O envolvimento dos profissionais na organização política, nesse momento histórico, mostra-se urgente pela pressão das forças antagônicas à concretização dos direitos; nesse lastro também se torna antagônica a articulação da rede de atendimento socioeducativo. A reflexão crítica, seguida do posicionamento político desses sujeitos, é de extrema importância para eles, bem como para os adolescentes e seus familiares.

Outro obstáculo na realização dos atendimentos de saúde no sistema socioeducativo é o da falta de comunicação entre os profissionais da UBS e do CEDUC. De ambas as partes, há falha no diálogo, tanto no agendamento com antecedência quanto na maneira de esclarecer a realidade enfrentada no cotidiano de uma instituição de internação e as peculiaridades das condições materiais desses adolescentes.

Para que os profissionais que atuam na política de saúde possam trabalhar de modo objetivo, é preciso que eles conheçam o ambiente onde o paciente vive, as condições de higiene, de iluminação, de alimentação.
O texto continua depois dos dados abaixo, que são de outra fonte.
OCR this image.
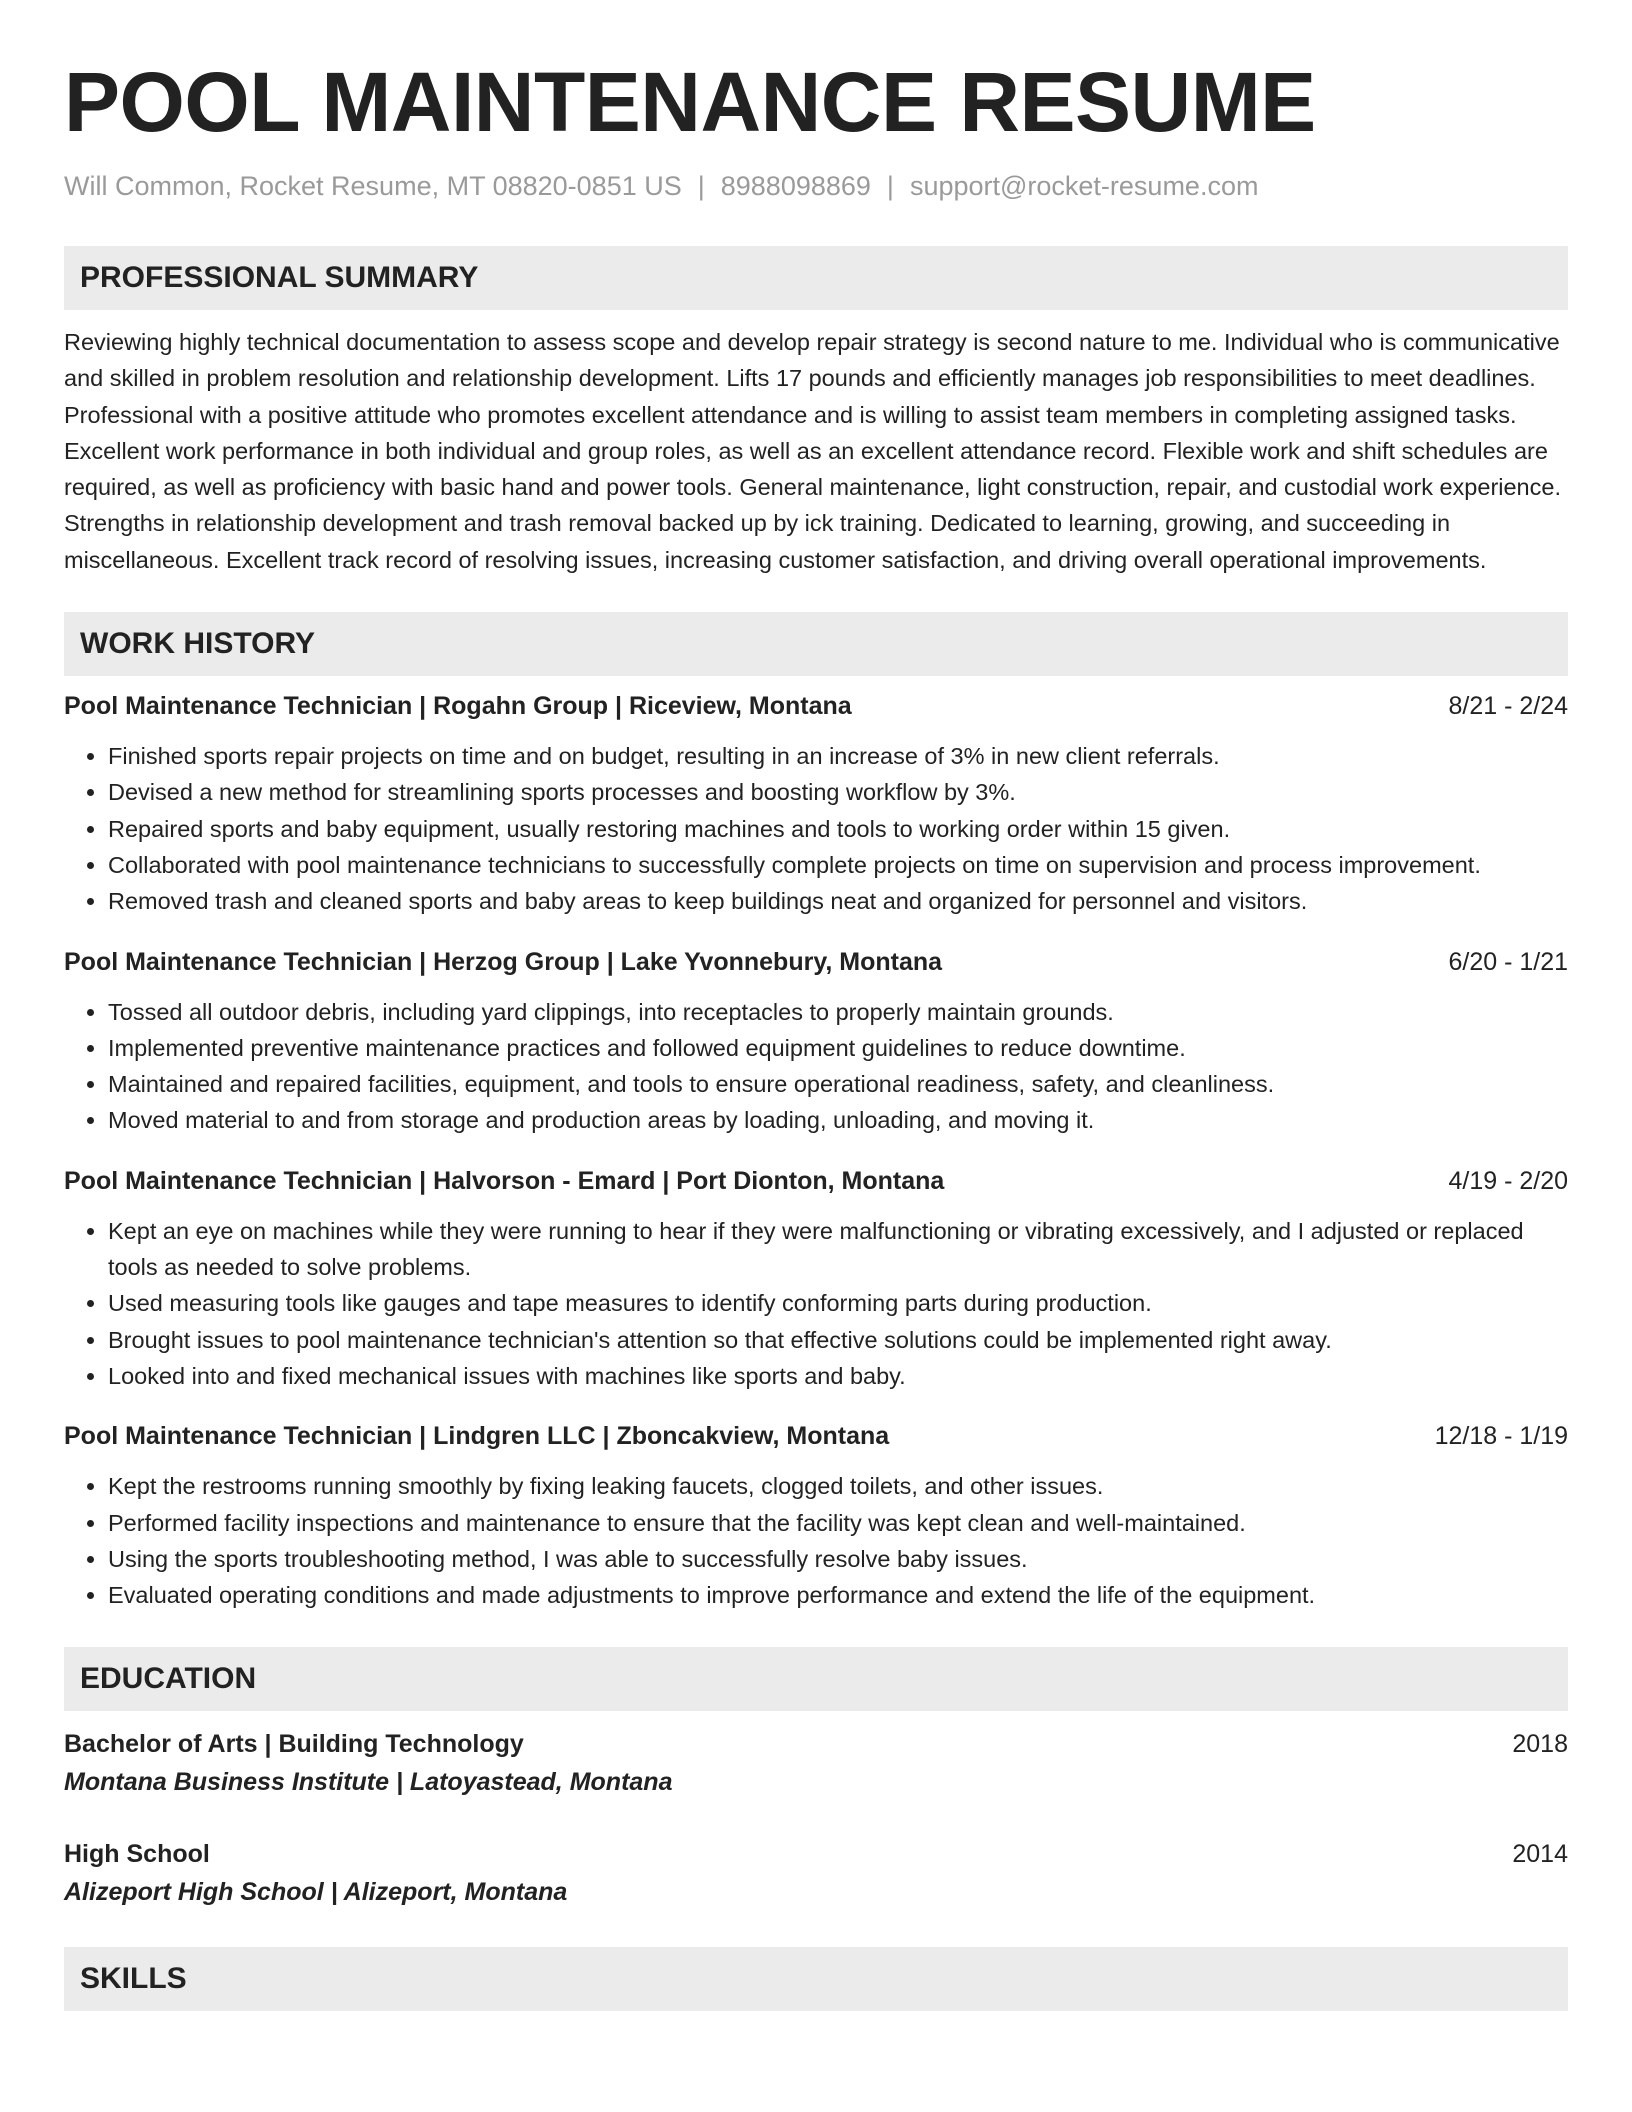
POOL MAINTENANCE RESUME
Will Common, Rocket Resume, MT 08820-0851 US | 8988098869 | support@rocket-resume.com
PROFESSIONAL SUMMARY

Reviewing highly technical documentation to assess scope and develop repair strategy is second nature to me. Individual who is communicative and skilled in problem resolution and relationship development. Lifts 17 pounds and efficiently manages job responsibilities to meet deadlines. Professional with a positive attitude who promotes excellent attendance and is willing to assist team members in completing assigned tasks. Excellent work performance in both individual and group roles, as well as an excellent attendance record. Flexible work and shift schedules are required, as well as proficiency with basic hand and power tools. General maintenance, light construction, repair, and custodial work experience. Strengths in relationship development and trash removal backed up by ick training. Dedicated to learning, growing, and succeeding in miscellaneous. Excellent track record of resolving issues, increasing customer satisfaction, and driving overall operational improvements.

WORK HISTORY
Pool Maintenance Technician | Rogahn Group | Riceview, Montana	8/21 - 2/24
• Finished sports repair projects on time and on budget, resulting in an increase of 3% in new client referrals.
• Devised a new method for streamlining sports processes and boosting workflow by 3%.
• Repaired sports and baby equipment, usually restoring machines and tools to working order within 15 given.
• Collaborated with pool maintenance technicians to successfully complete projects on time on supervision and process improvement.
• Removed trash and cleaned sports and baby areas to keep buildings neat and organized for personnel and visitors.
Pool Maintenance Technician | Herzog Group | Lake Yvonnebury, Montana	6/20 - 1/21
• Tossed all outdoor debris, including yard clippings, into receptacles to properly maintain grounds.
• Implemented preventive maintenance practices and followed equipment guidelines to reduce downtime.
• Maintained and repaired facilities, equipment, and tools to ensure operational readiness, safety, and cleanliness.
• Moved material to and from storage and production areas by loading, unloading, and moving it.
Pool Maintenance Technician | Halvorson - Emard | Port Dionton, Montana	4/19 - 2/20
• Kept an eye on machines while they were running to hear if they were malfunctioning or vibrating excessively, and I adjusted or replaced tools as needed to solve problems.
• Used measuring tools like gauges and tape measures to identify conforming parts during production.
• Brought issues to pool maintenance technician's attention so that effective solutions could be implemented right away.
• Looked into and fixed mechanical issues with machines like sports and baby.
Pool Maintenance Technician | Lindgren LLC | Zboncakview, Montana	12/18 - 1/19
• Kept the restrooms running smoothly by fixing leaking faucets, clogged toilets, and other issues.
• Performed facility inspections and maintenance to ensure that the facility was kept clean and well-maintained.
• Using the sports troubleshooting method, I was able to successfully resolve baby issues.
• Evaluated operating conditions and made adjustments to improve performance and extend the life of the equipment.
EDUCATION
Bachelor of Arts | Building Technology	2018
Montana Business Institute | Latoyastead, Montana
High School	2014
Alizeport High School | Alizeport, Montana
SKILLS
É importante, sobretudo, que dimensionem as relações sociais desenvolvidas na trama social que envolve os adolescentes e seus familiares, repleta de segregação, preconceito, criminalização e negação de direitos, estando expostos a situação de violações de toda espécie e sendo assediados pelo mundo do crime cotidianamente.

Conforme Oliveira (2011), é conveniente lembrar que as práticas discricionárias e centralizadoras de um direito tutelar, as deliberações piramidais das políticas governamentais públicas e o atendimento coercitivo e discriminatório das entidades de atendimento precisam ser substituídos por um conjunto de normas jurídicas que introduzam e regulamentem a participação popular.

Cabe aos governos extinguir modelos centralizadores, ainda calcados na velha política do bem-estar do menor, substituindo-os por programas pedagogicamente formulados para atender ao tipo de adolescente e de criminalidade, bem como às propostas da Constituição Federal de 1988 e do ECA, visando estabelecer uma proposta pedagógica coerente com a política de direitos (VOLPI, 2011).

Todavia, é importante lembrar que o Estado capitalista e neoliberal se coloca como incapacitado para universalizar políticas públicas e direitos de cidadania. A redução drástica dos gastos públicos direcionados à seguridade social brasileira, seguida da privatização da saúde e da educação, molda uma sociedade que vê o acirramento da questão social.